In scena “I casi sono due” regia di Gigi Savoia per un testo, ad opera di Marco Curcio, che non lascia nulla al caso. Un cast di abili attori, interpreti di una commedia ironica che, tra una risata e l’altra, lascia al pubblico messaggi importanti, sottolineando l’importanza della propria identità e del dna quale vincolo inalienabile che unisce la famiglia o forse no. A fine spettacolo sarà inevitabile interrogarsi sull’imprescindibilità dei legami di sangue, e concludere che il tempo perso può recidere inesorabilmente il vincolo parentale.

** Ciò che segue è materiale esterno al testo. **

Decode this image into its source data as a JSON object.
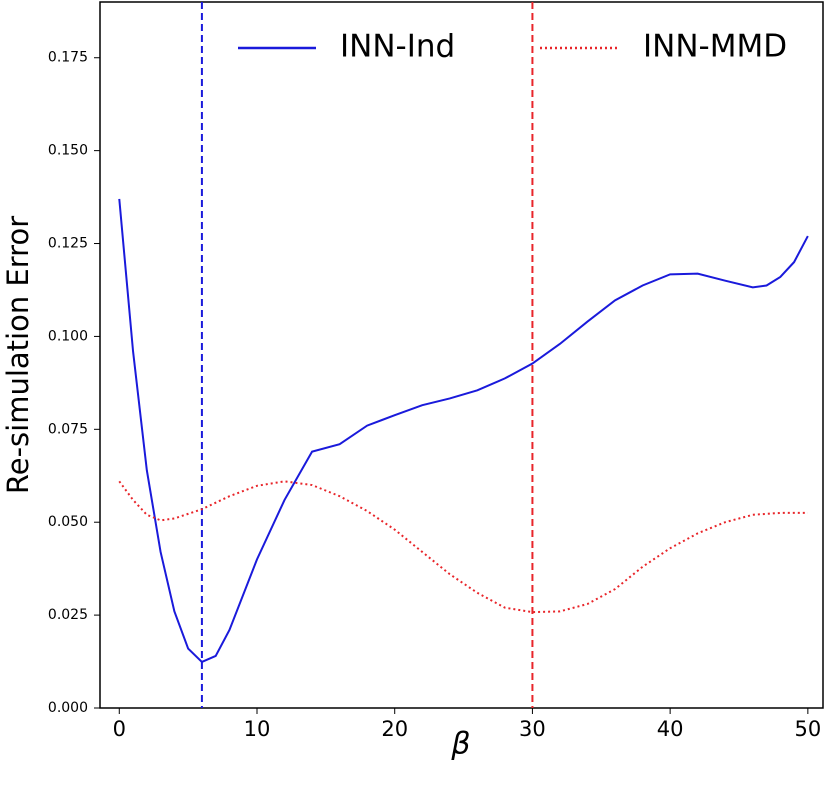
{
  "chart_data": {
    "type": "line",
    "ylabel": "Re-simulation Error",
    "xlabel": "β",
    "xlim": [
      -1.4,
      51.1
    ],
    "ylim": [
      0,
      0.19
    ],
    "xticks": [
      0,
      10,
      20,
      30,
      40,
      50
    ],
    "yticks": [
      {
        "value": 0,
        "label": "0.000"
      },
      {
        "value": 0.025,
        "label": "0.025"
      },
      {
        "value": 0.05,
        "label": "0.050"
      },
      {
        "value": 0.075,
        "label": "0.075"
      },
      {
        "value": 0.1,
        "label": "0.100"
      },
      {
        "value": 0.125,
        "label": "0.125"
      },
      {
        "value": 0.15,
        "label": "0.150"
      },
      {
        "value": 0.175,
        "label": "0.175"
      }
    ],
    "legend": "top",
    "vlines": [
      {
        "x": 6,
        "color": "#1a1adb"
      },
      {
        "x": 30,
        "color": "#e8252a"
      }
    ],
    "series": [
      {
        "name": "INN-Ind",
        "color": "#1a1adb",
        "style": "solid",
        "x": [
          0,
          1,
          2,
          3,
          4,
          5,
          6,
          7,
          8,
          10,
          12,
          14,
          16,
          18,
          20,
          22,
          24,
          26,
          28,
          30,
          32,
          34,
          36,
          38,
          40,
          42,
          44,
          46,
          47,
          48,
          49,
          50
        ],
        "values": [
          0.137,
          0.096,
          0.064,
          0.042,
          0.026,
          0.016,
          0.0124,
          0.014,
          0.021,
          0.04,
          0.056,
          0.069,
          0.071,
          0.076,
          0.0788,
          0.0815,
          0.0833,
          0.0855,
          0.0887,
          0.0927,
          0.098,
          0.104,
          0.1097,
          0.1137,
          0.1167,
          0.1169,
          0.115,
          0.1132,
          0.1137,
          0.116,
          0.12,
          0.127
        ]
      },
      {
        "name": "INN-MMD",
        "color": "#e8252a",
        "style": "dotted",
        "x": [
          0,
          1,
          2,
          3,
          4,
          6,
          8,
          10,
          12,
          14,
          16,
          18,
          20,
          22,
          24,
          26,
          28,
          30,
          32,
          34,
          36,
          38,
          40,
          42,
          44,
          46,
          48,
          50
        ],
        "values": [
          0.061,
          0.056,
          0.052,
          0.0505,
          0.051,
          0.0535,
          0.057,
          0.0598,
          0.061,
          0.06,
          0.057,
          0.053,
          0.048,
          0.042,
          0.036,
          0.031,
          0.027,
          0.0258,
          0.026,
          0.028,
          0.032,
          0.038,
          0.043,
          0.047,
          0.05,
          0.052,
          0.0525,
          0.0525
        ]
      }
    ]
  }
}
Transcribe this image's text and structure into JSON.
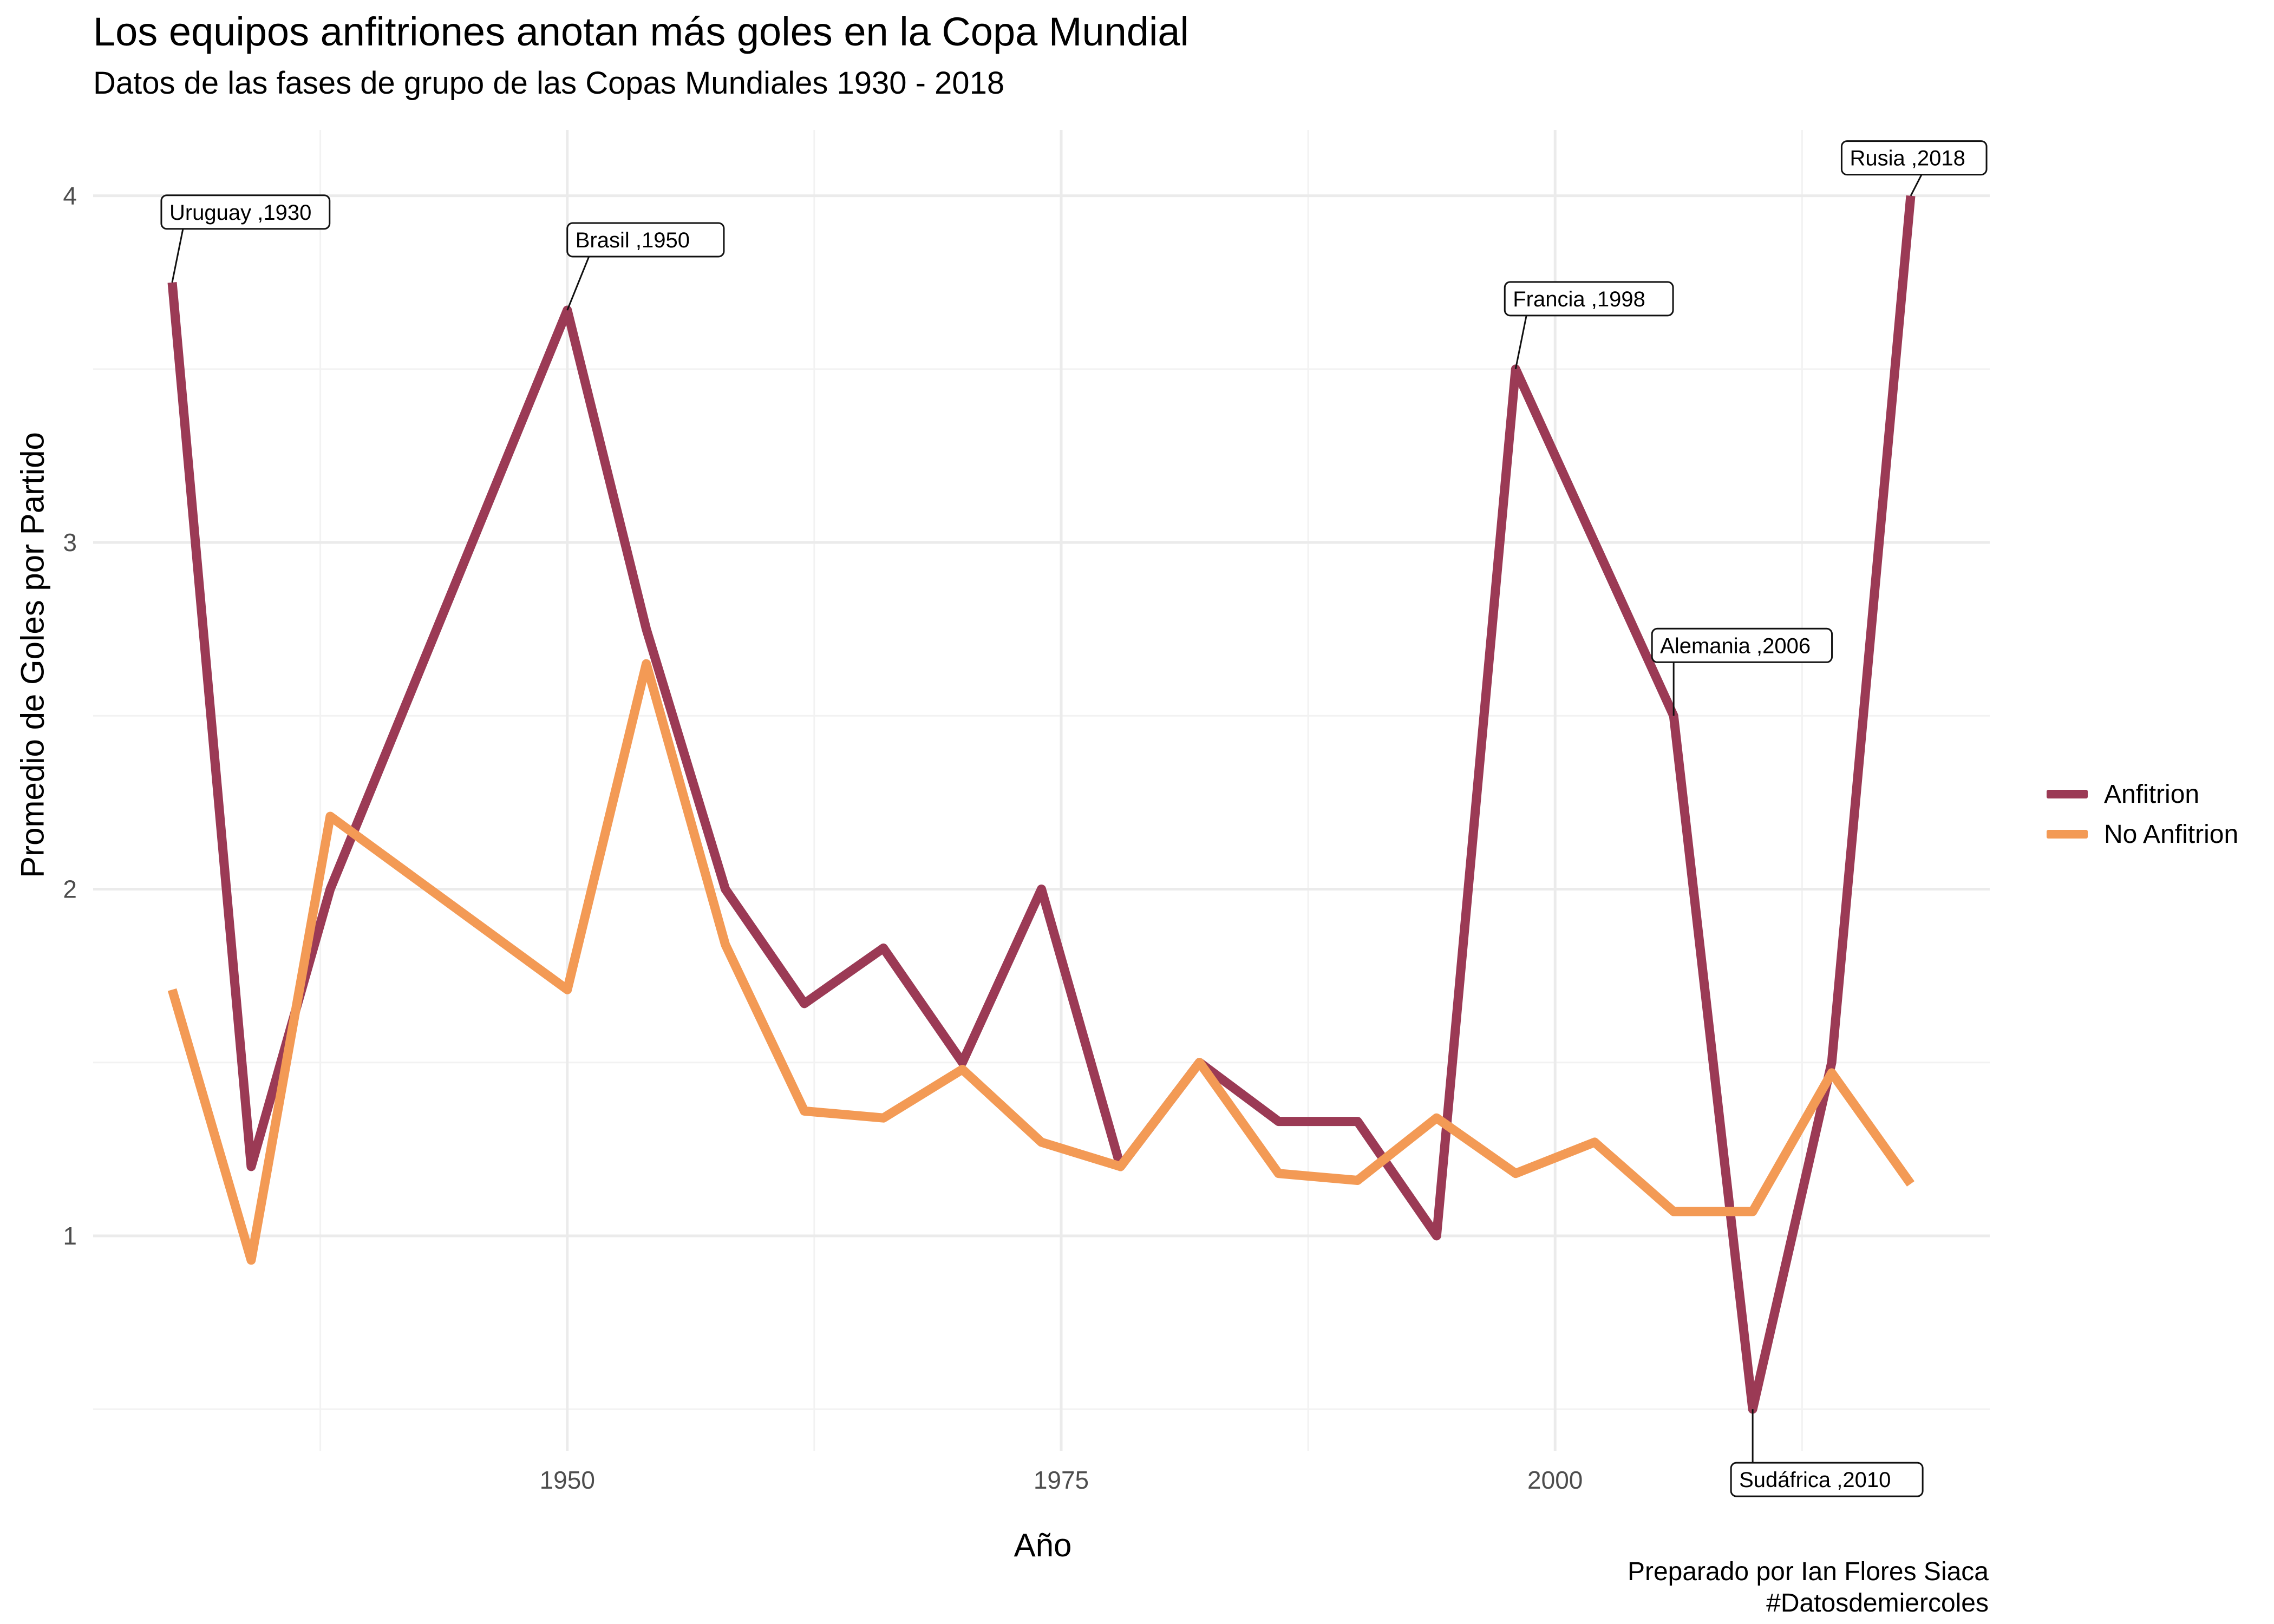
{
  "chart_data": {
    "type": "line",
    "title": "Los equipos anfitriones anotan más goles en la Copa Mundial",
    "subtitle": "Datos de las fases de grupo de las Copas Mundiales 1930 - 2018",
    "xlabel": "Año",
    "ylabel": "Promedio de Goles por Partido",
    "caption_line1": "Preparado por Ian Flores Siaca",
    "caption_line2": "#Datosdemiercoles",
    "xlim": [
      1926,
      2022
    ],
    "ylim": [
      0.38,
      4.19
    ],
    "x_ticks": [
      1950,
      1975,
      2000
    ],
    "y_ticks": [
      1,
      2,
      3,
      4
    ],
    "grid": true,
    "legend_position": "right",
    "series": [
      {
        "name": "Anfitrion",
        "color": "#9B3A55",
        "x": [
          1930,
          1934,
          1938,
          1950,
          1954,
          1958,
          1962,
          1966,
          1970,
          1974,
          1978,
          1982,
          1986,
          1990,
          1994,
          1998,
          2002,
          2006,
          2010,
          2014,
          2018
        ],
        "y": [
          3.75,
          1.2,
          2.0,
          3.67,
          2.75,
          2.0,
          1.67,
          1.83,
          1.5,
          2.0,
          1.2,
          1.5,
          1.33,
          1.33,
          1.0,
          3.5,
          3.0,
          2.5,
          0.5,
          1.5,
          4.0
        ]
      },
      {
        "name": "No Anfitrion",
        "color": "#F39A55",
        "x": [
          1930,
          1934,
          1938,
          1950,
          1954,
          1958,
          1962,
          1966,
          1970,
          1974,
          1978,
          1982,
          1986,
          1990,
          1994,
          1998,
          2002,
          2006,
          2010,
          2014,
          2018
        ],
        "y": [
          1.71,
          0.93,
          2.21,
          1.71,
          2.65,
          1.84,
          1.36,
          1.34,
          1.48,
          1.27,
          1.2,
          1.5,
          1.18,
          1.16,
          1.34,
          1.18,
          1.27,
          1.07,
          1.07,
          1.47,
          1.15
        ]
      }
    ],
    "annotations": [
      {
        "text": "Uruguay ,1930",
        "x": 1930,
        "y": 3.75
      },
      {
        "text": "Brasil ,1950",
        "x": 1950,
        "y": 3.67
      },
      {
        "text": "Francia ,1998",
        "x": 1998,
        "y": 3.5
      },
      {
        "text": "Alemania ,2006",
        "x": 2006,
        "y": 2.5
      },
      {
        "text": "Sudáfrica ,2010",
        "x": 2010,
        "y": 0.5
      },
      {
        "text": "Rusia ,2018",
        "x": 2018,
        "y": 4.0
      }
    ]
  }
}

Un attento Lello Radice, ha inaugurato questa decima stagione partendo, non a caso, dalla prosa – “c’era la necessità di fermarsi a riflettere, capitano momenti nella vita fatti di contraccolpi da cui doversi rialzare e bisogna raccontarli senza vergognarsene, veicolarli verso spunti di riflessione sulle destinazioni che la vita ci impone e le scelte che ci porta a compiere”. Un anno sicuramente positivo quello del direttore artistico del Supercinema e neo assessore alla cultura nonché vicesindaco della città delle acque, determinato a mettere a disposizione della città tutte le sue competenze ed esperienze professionali. “In giunta io sono la parte ludica…” – ha detto scherzando dal palco e promette di farci divertire con gusto. A presenziare all’evento inaugurale anche il sindaco Ing. Gaetano Cimmino che ha risposto ben volentieri alle nostre domande. Possibilista sul rilancio della città anche attraverso la cultura, ha sostenuto che sono iniziative come quella del teatro Supercinema e del teatro Karol a confermare nel tempo che la cultura è una carta non trascurabile per questa città e che è intezione di questa amministrazione lavorarci. Nell’agenda anche un progetto che vede coinvolte le parrocchie del territorio, atto a togliere i ragazzini dalle strade attraverso l’arte e lo sport. Intanto, dopo il recente incontro con Osanna direttore Generale del Parco Archeologico di Pompei , il neo Sindaco lavora affinché Castellammare rientri tra i siti archeologici più belli d’Italia, pretendendone l’inserimento nel percorso virtuoso della Regione Campania. “Sicuramente le premesse ci sono tutte per proiettare la città verso un cambiamento in positivo così come in pochi mesi questa giunta di tecnici si è impegnata a dimostrare”.

Il sipario si apre dunque verso una prospera stagione con l’augurio che le intenzioni siano genitrici di nuovi cambiamenti. Si ritorna in scena il 3 novembre con “Gli onesti della banda” di Giuseppe Miale Di Mauro con Francesco Di Leva e Adriano Pantaleo.